What are title loans?
A title loan is a type of loan which you can get by declaring an asset as collateral. This loan is sought-after mainly because lenders don’t take the applicant’s credit report into account. Another plus point of these loans is that you can borrow an amount as less as £100. However, these loans come with exorbitant rates of interest.
A car title loan is the most common form of a title loan, wherein you declare your vehicle as collateral against the title loan. Title loans are similar to Logbook loans in the UK. Logbook loans are regulated by the Bills of Sale Act 1878 and the Bills of Sale Act (1878) Amendment Act 1882 in the UK. If the lender has the bill of sale registered in their name, they have the authority to seize the vehicle in case of a default.
How does a car title loan work?
A prerequisite to borrowing a car title loan is owning a vehicle, after which you need to sign the title over to an auto loan company. You can then borrow up to 25% of your car’s worth from this lender, while they keep your vehicle’s title to cover for the loss in case of a default.
People usually borrow up to £1000 via car title loans. The typical loan term of a title loan ranges between 15 to 30 days, which may change depending on the amount of money borrowed.
Usually, car title loans allow borrowers to repay the loan as a lump sum, as opposed to repaying through monthly instalments. However, borrowers have the liberty to choose from a range of repayment plans – monthly, multi-year, etc.
In case a borrower defaults, the lending company will be entitled to immediate repossession of the borrower’s vehicle. Some loan companies may allow the borrower to pay the interest monthly until the loan is repaid in full. By law, the lender must send you a notice on missing a payment first. This will give you 14 days to respond.
How much can you get for a title loan/logbook loan?
You can borrow up to half of what your car is worth. Typically, lenders would lend around 25%, ranging between £500 and £50,000. While taking out a logbook loan, the lender will require your vehicle’s registration documents, as well as the logbook.
Is it a good idea to get a title loan?
While the plus side is that you can get small loans with more favourable repayment plans, there are several downsides associated with a title loan, some of which we’ve outlined for you:
- Title loans/logbook loans have outrageous interest rates.

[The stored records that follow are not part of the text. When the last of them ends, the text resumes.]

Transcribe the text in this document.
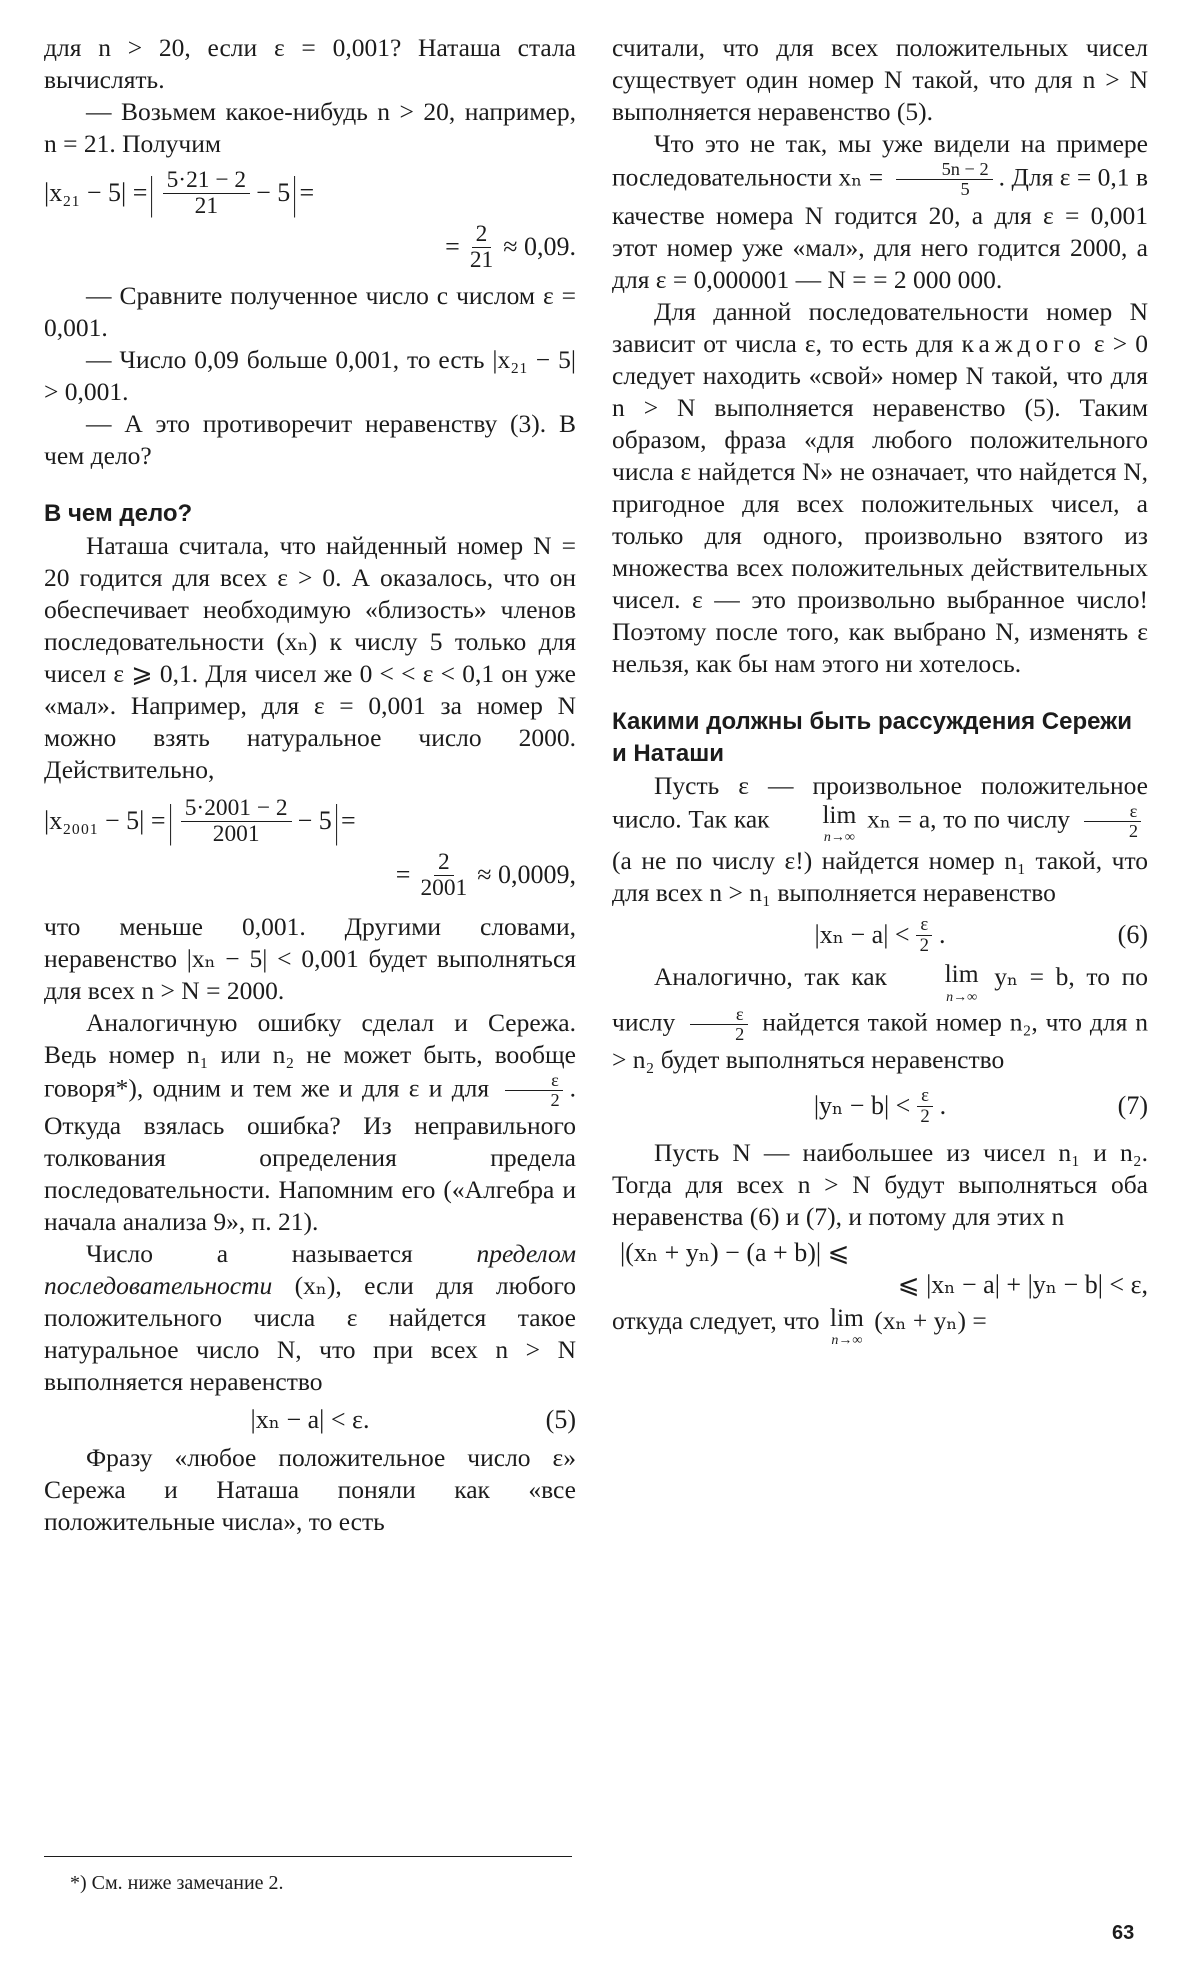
для n > 20, если ε = 0,001? Наташа стала вычислять.

— Возьмем какое-нибудь n > 20, например, n = 21. Получим

|x₂₁ − 5| = | $\frac{5\cdot 21 - 2}{21} - 5$ | =
= $\frac{2}{21} \approx 0,09$.

— Сравните полученное число с числом ε = 0,001.

— Число 0,09 больше 0,001, то есть |x₂₁ − 5| > 0,001.

— А это противоречит неравенству (3). В чем дело?

В чем дело?

Наташа считала, что найденный номер N = 20 годится для всех ε > 0. А оказалось, что он обеспечивает необходимую «близость» членов последовательности (xₙ) к числу 5 только для чисел ε ⩾ 0,1. Для чисел же 0 < < ε < 0,1 он уже «мал». Например, для ε = 0,001 за номер N можно взять натуральное число 2000. Действительно,

|x₂₀₀₁ − 5| = | $\frac{5\cdot 2001 - 2}{2001} - 5$ | =
= $\frac{2}{2001} \approx 0,0009$,

что меньше 0,001. Другими словами, неравенство |xₙ − 5| < 0,001 будет выполняться для всех n > N = 2000.

Аналогичную ошибку сделал и Сережа. Ведь номер n₁ или n₂ не может быть, вообще говоря*), одним и тем же и для ε и для $\frac{\varepsilon}{2}$ . Откуда взялась ошибка? Из неправильного толкования определения предела последовательности. Напомним его («Алгебра и начала анализа 9», п. 21).

Число a называется пределом последовательности (xₙ), если для любого положительного числа ε найдется такое натуральное число N, что при всех n > N выполняется неравенство

|xₙ − a| < ε.	(5)

Фразу «любое положительное число ε» Сережа и Наташа поняли как «все положительные числа», то есть

считали, что для всех положительных чисел существует один номер N такой, что для n > N выполняется неравенство (5).

Что это не так, мы уже видели на примере последовательности $x_n = \frac{5n - 2}{5}$ . Для ε = 0,1 в качестве номера N годится 20, а для ε = 0,001 этот номер уже «мал», для него годится 2000, а для ε = 0,000001 — N = = 2 000 000.

Для данной последовательности номер N зависит от числа ε, то есть для каждого ε > 0 следует находить «свой» номер N такой, что для n > N выполняется неравенство (5). Таким образом, фраза «для любого положительного числа ε найдется N» не означает, что найдется N, пригодное для всех положительных чисел, а только для одного, произвольно взятого из множества всех положительных действительных чисел. ε — это произвольно выбранное число! Поэтому после того, как выбрано N, изменять ε нельзя, как бы нам этого ни хотелось.

Какими должны быть рассуждения Сережи и Наташи

Пусть ε — произвольное положительное число. Так как	lim
n→∞
xₙ = a, то по числу $\frac{\varepsilon}{2}$
(а не по числу ε!) найдется номер n₁ такой, что для всех n > n₁ выполняется неравенство

$|x_n - a| < \frac{\varepsilon}{2}$ .	(6)

Аналогично, так как	lim
n→∞
yₙ = b, то по числу $\frac{\varepsilon}{2}$ найдется такой номер n₂, что для n > n₂ будет выполняться неравенство

$|y_n - b| < \frac{\varepsilon}{2}$ .	(7)

Пусть N — наибольшее из чисел n₁ и n₂. Тогда для всех n > N будут выполняться оба неравенства (6) и (7), и потому для этих n

|(xₙ + yₙ) − (a + b)| ⩽
⩽ |xₙ − a| + |yₙ − b| < ε,

откуда следует, что lim
n→∞
(xₙ + yₙ) =

*) См. ниже замечание 2.
63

- You are risking the possession of your vehicle if you fail to repay the loan on agreed terms.
- You can qualify for this loan only if you’re the legal owner of your vehicle and there is no outstanding loan associated with it.
- Based on your agreement with the lender you may lose some consumer rights.
If you wish to get a title loan, you should keep some things in mind:
- APR on these loans can go as high as 300%, so arrange a plan to repay this loan as fast as possible.
- Some lenders may levy an early repayment fee, so go through the paperwork thoroughly.
- Some lenders may insist on a weekly or fortnightly repayment plan. However, if they don’t accept direct debit, you may find it tough to juggle all the repayments and bills.
- You are entitled to a ‘statement of account’ if you can’t keep track of what you’ve paid and how much you owe to your lender.
- If the ongoing loan on your vehicle is about to come to an end, some lenders might approve your loan. They will, however, require the existing lender’s approval.
People may find the option of logbook loans enticing as it’s easy to borrow a loan this way. And also, people don’t have to worry about their credit score. However, there are many things to consider before taking out a logbook loan, such as high APRs and interest rates. Therefore, we urge you to make an informed decision and look for more feasible options before resorting to this one.